Slammin’ Sam shows Serena how to act like a lady
Talented, graceful Gold Coaster Sam Stosur has won her maiden grand slam title against probably the most ill-tempered so-called sportsperson ever to play any game.
Stosur beat Williams 6-2 6-3 in an incredible display of power tennis, launching blistering forehand after forehand, as Serena Williams resorted to umpire abuse in a vain attempt to disrupt her opponent.
Incredibly, on America’s day of national mourning, the Williams antics backfired and the New York crowd turned against one of its own. The Big Apple knows a bad apple when it sees one.
The Williams outburst, which was yet another in a long line of equally foul tirades, should not overshadow the outstanding sportsmanship and even more impressive ground strokes of Stosur.
Today should be, and is, all about Australia’s latest world beater, who is a champion in every sense of the word.
But it’s hard to get past Serena’s latest hissy fit, if only to remind us of everything we hope we never see on a sporting field, and everything we hope our young sports stars don’t become. (You reading this, young Bernie Tomic?)
Here’s what happened today. Early in the second set, Serena yelled “c’mon” as Stosur went for a baseline shot. You can’t do that in the middle of a point. It’s called “intentional hindrance” in tennis speak, and you lose a point for it.
Chair umpire Eva Asdaraki duly docked Williams a point for her deliberately off-putting tactics. That point happened to be break point, and Stosur won the game. That’s when Serena went a little hysterical.
First she accused the umpire of being the one who screwed her over last time, in a reference to her last major US Open meltdown in 2009. She was wrong, by the way. But then, perhaps all umpires look the same to Serena.
Then came the really bad stuff. “If you ever see me walking down the hall, look the other way,” Williams told the official, whose only crime was enforcing the rules.

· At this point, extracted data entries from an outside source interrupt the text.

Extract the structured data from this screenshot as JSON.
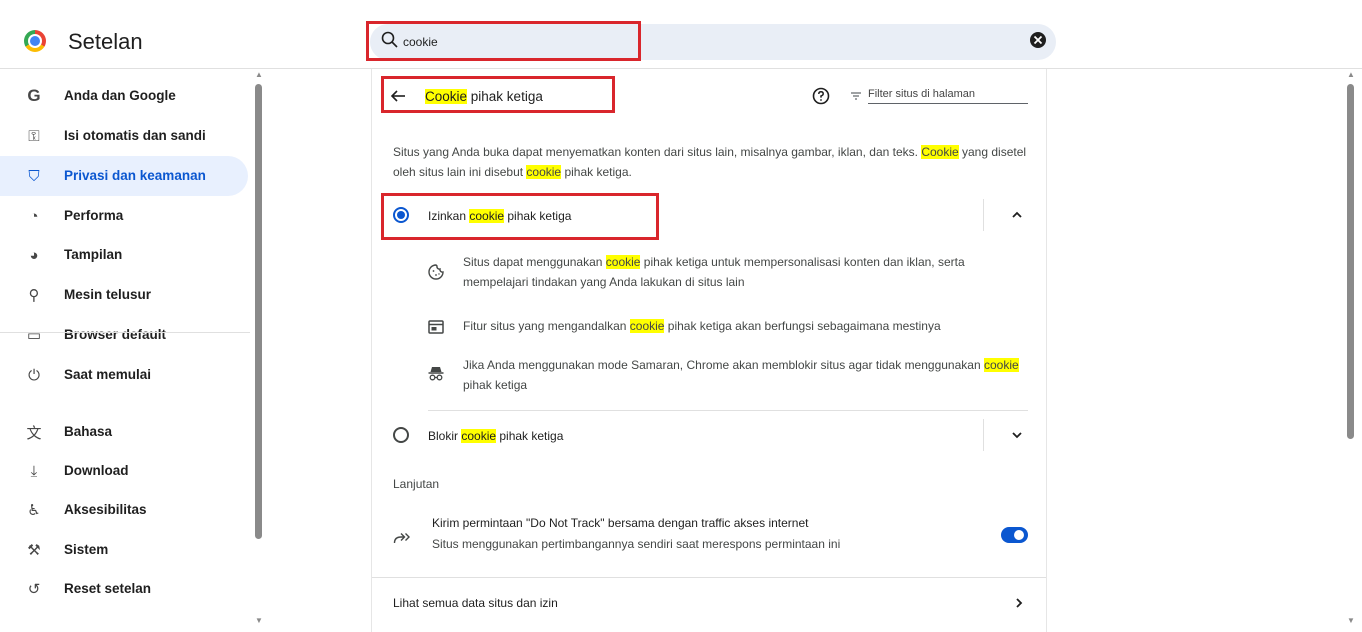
{
  "app": {
    "title": "Setelan"
  },
  "search": {
    "value": "cookie"
  },
  "sidebar": {
    "items": [
      {
        "label": "Anda dan Google",
        "icon": "google-g-icon",
        "glyph": "G"
      },
      {
        "label": "Isi otomatis dan sandi",
        "icon": "key-icon",
        "glyph": "⚿"
      },
      {
        "label": "Privasi dan keamanan",
        "icon": "shield-icon",
        "glyph": "⛉",
        "active": true
      },
      {
        "label": "Performa",
        "icon": "speedometer-icon",
        "glyph": "◔"
      },
      {
        "label": "Tampilan",
        "icon": "palette-icon",
        "glyph": "◕"
      },
      {
        "label": "Mesin telusur",
        "icon": "search-icon",
        "glyph": "⚲"
      },
      {
        "label": "Browser default",
        "icon": "browser-window-icon",
        "glyph": "▭"
      },
      {
        "label": "Saat memulai",
        "icon": "power-icon",
        "glyph": "⏻"
      },
      {
        "label": "Bahasa",
        "icon": "translate-icon",
        "glyph": "文"
      },
      {
        "label": "Download",
        "icon": "download-icon",
        "glyph": "⤓"
      },
      {
        "label": "Aksesibilitas",
        "icon": "accessibility-icon",
        "glyph": "♿"
      },
      {
        "label": "Sistem",
        "icon": "wrench-icon",
        "glyph": "⚒"
      },
      {
        "label": "Reset setelan",
        "icon": "reset-icon",
        "glyph": "↺"
      }
    ]
  },
  "page": {
    "title_highlight": "Cookie",
    "title_rest": " pihak ketiga",
    "filter_placeholder": "Filter situs di halaman",
    "description": {
      "part1": "Situs yang Anda buka dapat menyematkan konten dari situs lain, misalnya gambar, iklan, dan teks. ",
      "hl1": "Cookie",
      "part2": " yang disetel oleh situs lain ini disebut ",
      "hl2": "cookie",
      "part3": " pihak ketiga."
    }
  },
  "options": {
    "allow": {
      "pre": "Izinkan ",
      "hl": "cookie",
      "post": " pihak ketiga",
      "selected": true
    },
    "allow_details": [
      {
        "icon": "cookie-icon",
        "pre": "Situs dapat menggunakan ",
        "hl": "cookie",
        "post": " pihak ketiga untuk mempersonalisasi konten dan iklan, serta mempelajari tindakan yang Anda lakukan di situs lain"
      },
      {
        "icon": "web-page-icon",
        "pre": "Fitur situs yang mengandalkan ",
        "hl": "cookie",
        "post": " pihak ketiga akan berfungsi sebagaimana mestinya"
      },
      {
        "icon": "incognito-icon",
        "pre": "Jika Anda menggunakan mode Samaran, Chrome akan memblokir situs agar tidak menggunakan ",
        "hl": "cookie",
        "post": " pihak ketiga"
      }
    ],
    "block": {
      "pre": "Blokir ",
      "hl": "cookie",
      "post": " pihak ketiga",
      "selected": false
    }
  },
  "advanced": {
    "label": "Lanjutan",
    "dnt_title": "Kirim permintaan \"Do Not Track\" bersama dengan traffic akses internet",
    "dnt_sub": "Situs menggunakan pertimbangannya sendiri saat merespons permintaan ini",
    "dnt_enabled": true,
    "site_data": "Lihat semua data situs dan izin"
  },
  "colors": {
    "accent": "#0b57d0",
    "highlight": "#ffff00",
    "annotation": "#d9262c"
  }
}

“You’re out of control. You’re not only out of control, you’re a hater, and you’re just unattractive inside. Who would do such a thing? And I never complain. Wow!”
There was more, none of it attractive inside or outside, and none of it doing much to bolster Serena’s claim that she never complains. Unless by “never” she meant “all the time and especially when I’m losing”.
Fact is, Serena has a history of both bad-mouthing others and of big-mouthing herself. And that history is as long as her hemline is short.
There is an argument, flimsy though it is, that the behaviour of both Venus and Serena Williams has often been misconstrued by white folk. African-American culture is all about bluster, bling and bravado. Taken in context, these things are valid cultural traits, rather than incredibly offensive egotism.
But there’s a much better argument that what belongs in the rapper’s ghetto has no place on the courts of Flushing Meadows.
Rapper Lil Wayne has a song called “I’m me” with the following highly revealing lyrics.
Yes I’m the best and no I ain’t positive I’m definite
I know the game like I’m reffin it
So in rap speak, Lil Wayne expresses his self-worth unapologetically, to the point of declaring that he is his own referee in the game of life. Fine.
Not so fine on the tennis court, where it just makes you look like an ungracious brat. Of course, Williams tried to make things better at the presentation ceremony, where she gave credit to Stosur, sort of.
But she couldn’t resist one last swipe at the ref, when she said “I hit a winner but I guess it didn’t count”. No Serena. You broke the rules and were punished.
After the match came something even more distasteful on the Serena Williams Twitter feed. First she spelled her opponent’s name wrong. “Congrats to Sam Stoser”, she tweeted.
Then she said “As for me next time”, adding the hashtag #serenapower. For those that don’t know, a hash tag is a way of directing tweets on a particular topic.
So by using the unbelievably immodest hash tag #serenapower, Williams was fishing for acclaim, even as she half-heartedly congratulated our Sam. Sorry to spoil the party, sister.
Meanwhile, Sam Stosur did her best impression of two famous Aussie tennis Pats. First she emulated Pat Rafter, whose good-nature and great sportsmanship won the hearts of New Yorkers in his dual US Open triumphs in 1997 and ’98.
Then she copied Pat Cash’s famous ascent into the stands at Wimbledon in 1987. Great stuff. She’s now world number seven and in a wide open field, the top spot beckons.
Crisis in Australian tennis? What crisis? The real crisis is in the behaviour of the Williams tennis family.